13/03/2024
TEMPO DO LUTO
Andréa, 60 anos, chegou ao consultório da analista perplexa. Tinha acabado de sair de uma consulta médica de rotina. Ao falar emocionada e entre soluços que tinha perdido um ente querido, foi surpreendida com o seguinte comentário: “Mas, Andréa, já não faz seis meses que essa pessoa faleceu? Já era tempo desse choro ter parado!”.
“Ah, pensou Andréa, quer dizer que existe um tempo delimitado para o choro? É possível mensurar o tempo de um luto, Dra.?”. Foram com essas perguntas que a paciente se pôs a falar do seu sofrimento. Estaria ela fora de alguma normatividade clínica que estabelecia quanto tempo, a intensidade, a regularidade da expressão de uma emoção? Haveria uma classificação, tal como indicada na Consolidação das Leis do Trabalho - CLT - que estabelecia, dado o grau de parentesco, por quanto tempo a pessoa teria a “licença” para chorar a perda?
À analista coube acolher não somente o choro da paciente, mas também sua indignação pelo susto que a vida lhe pregou.
Para a psicanálise, não existe um tempo universal para o luto. Cada sujeito, com os recursos de que dispõe, encontra um caminho para lidar com a dor da perda de alguém amado.
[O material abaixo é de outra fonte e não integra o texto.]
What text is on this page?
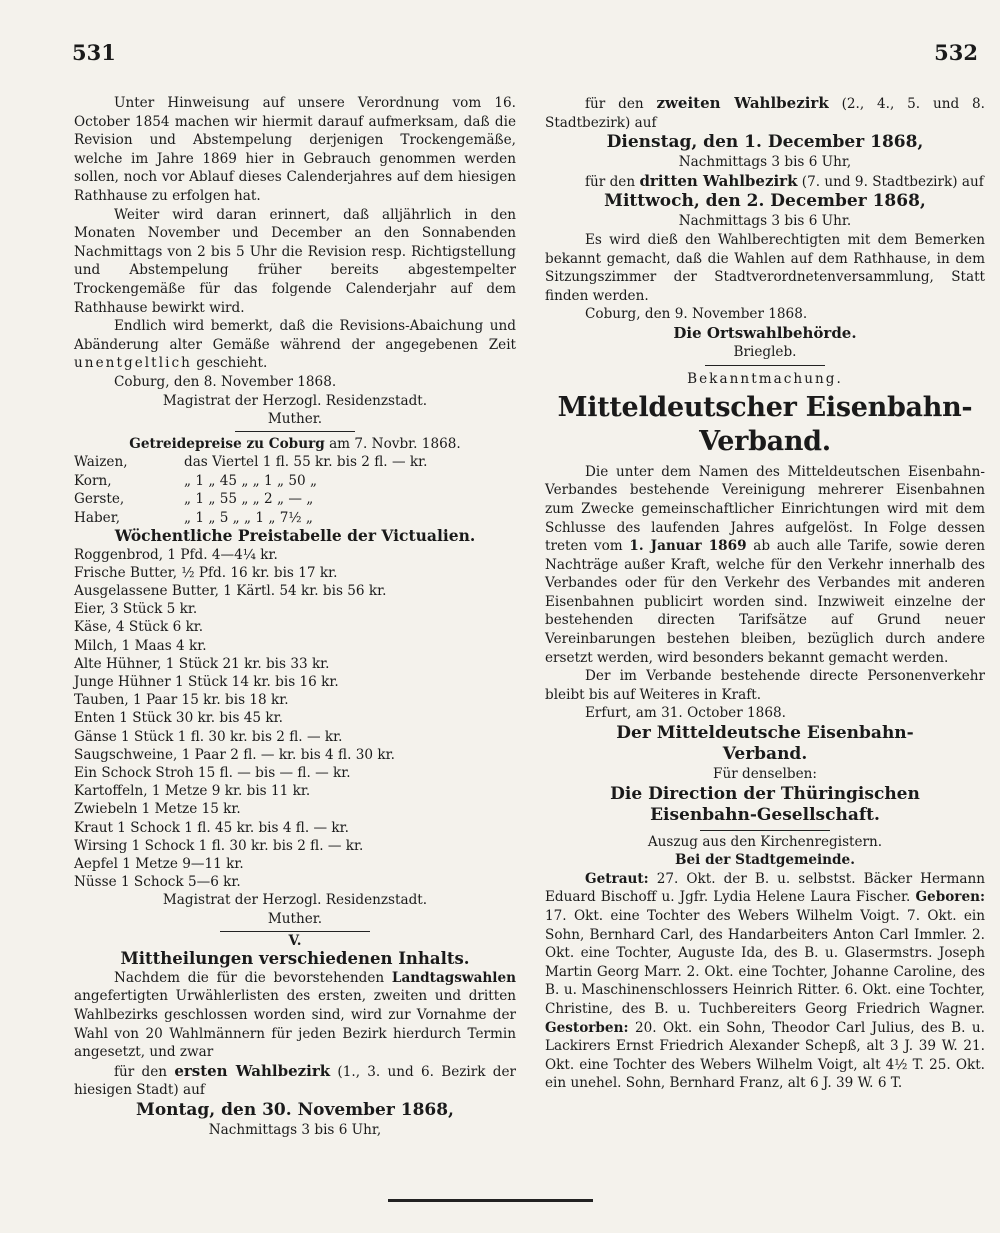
531	532

Unter Hinweisung auf unsere Verordnung vom 16. October 1854 machen wir hiermit darauf aufmerksam, daß die Revision und Abstempelung derjenigen Trockengemäße, welche im Jahre 1869 hier in Gebrauch genommen werden sollen, noch vor Ablauf dieses Calenderjahres auf dem hiesigen Rathhause zu erfolgen hat.

Weiter wird daran erinnert, daß alljährlich in den Monaten November und December an den Sonnabenden Nachmittags von 2 bis 5 Uhr die Revision resp. Richtigstellung und Abstempelung früher bereits abgestempelter Trockengemäße für das folgende Calenderjahr auf dem Rathhause bewirkt wird.

Endlich wird bemerkt, daß die Revisions-Abaichung und Abänderung alter Gemäße während der angegebenen Zeit unentgeltlich geschieht.

Coburg, den 8. November 1868.

Magistrat der Herzogl. Residenzstadt.

Muther.

Getreidepreise zu Coburg am 7. Novbr. 1868.

Waizen,	das Viertel 1 fl. 55 kr. bis 2 fl. — kr.
Korn,	„ 1 „ 45 „ „ 1 „ 50 „
Gerste,	„ 1 „ 55 „ „ 2 „ — „
Haber,	„ 1 „ 5 „ „ 1 „ 7½ „

Wöchentliche Preistabelle der Victualien.

Roggenbrod, 1 Pfd. 4—4¼ kr.

Frische Butter, ½ Pfd. 16 kr. bis 17 kr.

Ausgelassene Butter, 1 Kärtl. 54 kr. bis 56 kr.

Eier, 3 Stück 5 kr.

Käse, 4 Stück 6 kr.

Milch, 1 Maas 4 kr.

Alte Hühner, 1 Stück 21 kr. bis 33 kr.

Junge Hühner 1 Stück 14 kr. bis 16 kr.

Tauben, 1 Paar 15 kr. bis 18 kr.

Enten 1 Stück 30 kr. bis 45 kr.

Gänse 1 Stück 1 fl. 30 kr. bis 2 fl. — kr.

Saugschweine, 1 Paar 2 fl. — kr. bis 4 fl. 30 kr.

Ein Schock Stroh 15 fl. — bis — fl. — kr.

Kartoffeln, 1 Metze 9 kr. bis 11 kr.

Zwiebeln 1 Metze 15 kr.

Kraut 1 Schock 1 fl. 45 kr. bis 4 fl. — kr.

Wirsing 1 Schock 1 fl. 30 kr. bis 2 fl. — kr.

Aepfel 1 Metze 9—11 kr.

Nüsse 1 Schock 5—6 kr.

Magistrat der Herzogl. Residenzstadt.

Muther.

V.

Mittheilungen verschiedenen Inhalts.

Nachdem die für die bevorstehenden Landtagswahlen angefertigten Urwählerlisten des ersten, zweiten und dritten Wahlbezirks geschlossen worden sind, wird zur Vornahme der Wahl von 20 Wahlmännern für jeden Bezirk hierdurch Termin angesetzt, und zwar

für den ersten Wahlbezirk (1., 3. und 6. Bezirk der hiesigen Stadt) auf

Montag, den 30. November 1868,

Nachmittags 3 bis 6 Uhr,

für den zweiten Wahlbezirk (2., 4., 5. und 8. Stadtbezirk) auf

Dienstag, den 1. December 1868,

Nachmittags 3 bis 6 Uhr,

für den dritten Wahlbezirk (7. und 9. Stadtbezirk) auf

Mittwoch, den 2. December 1868,

Nachmittags 3 bis 6 Uhr.

Es wird dieß den Wahlberechtigten mit dem Bemerken bekannt gemacht, daß die Wahlen auf dem Rathhause, in dem Sitzungszimmer der Stadtverordnetenversammlung, Statt finden werden.

Coburg, den 9. November 1868.

Die Ortswahlbehörde.

Briegleb.

Bekanntmachung.

Mitteldeutscher Eisenbahn-Verband.

Die unter dem Namen des Mitteldeutschen Eisenbahn-Verbandes bestehende Vereinigung mehrerer Eisenbahnen zum Zwecke gemeinschaftlicher Einrichtungen wird mit dem Schlusse des laufenden Jahres aufgelöst. In Folge dessen treten vom 1. Januar 1869 ab auch alle Tarife, sowie deren Nachträge außer Kraft, welche für den Verkehr innerhalb des Verbandes oder für den Verkehr des Verbandes mit anderen Eisenbahnen publicirt worden sind. Inzwiweit einzelne der bestehenden directen Tarifsätze auf Grund neuer Vereinbarungen bestehen bleiben, bezüglich durch andere ersetzt werden, wird besonders bekannt gemacht werden.

Der im Verbande bestehende directe Personenverkehr bleibt bis auf Weiteres in Kraft.

Erfurt, am 31. October 1868.

Der Mitteldeutsche Eisenbahn-

Verband.

Für denselben:

Die Direction der Thüringischen

Eisenbahn-Gesellschaft.

Auszug aus den Kirchenregistern.

Bei der Stadtgemeinde.

Getraut: 27. Okt. der B. u. selbstst. Bäcker Hermann Eduard Bischoff u. Jgfr. Lydia Helene Laura Fischer. Geboren: 17. Okt. eine Tochter des Webers Wilhelm Voigt. 7. Okt. ein Sohn, Bernhard Carl, des Handarbeiters Anton Carl Immler. 2. Okt. eine Tochter, Auguste Ida, des B. u. Glasermstrs. Joseph Martin Georg Marr. 2. Okt. eine Tochter, Johanne Caroline, des B. u. Maschinenschlossers Heinrich Ritter. 6. Okt. eine Tochter, Christine, des B. u. Tuchbereiters Georg Friedrich Wagner. Gestorben: 20. Okt. ein Sohn, Theodor Carl Julius, des B. u. Lackirers Ernst Friedrich Alexander Schepß, alt 3 J. 39 W. 21. Okt. eine Tochter des Webers Wilhelm Voigt, alt 4½ T. 25. Okt. ein unehel. Sohn, Bernhard Franz, alt 6 J. 39 W. 6 T.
Seria o choro a única forma de revolta contra a morte, que chega sempre apressada demais? Andréa, ao longo do tempo, foi descobrindo outras formas de lidar com a falta, com um vazio que não pode ser preenchido. Pouco a pouco, foi descobrindo modos de conviver com a saudade e encontrou na escrita uma maneira de subverter a tirania implacável da morte.
Escrever aplaca o vazio do sem palavras, do não saber o que fazer frente à partida de alguém. Escreve-se não para cobrir papéis em branco, mas justamente para, nesse esforço muitas vezes repetitivo, encontrar-se com o genuíno vazio do fim do tempo de alguém. Quem sabe aí encontra-se uma companhia! Esta é a aposta!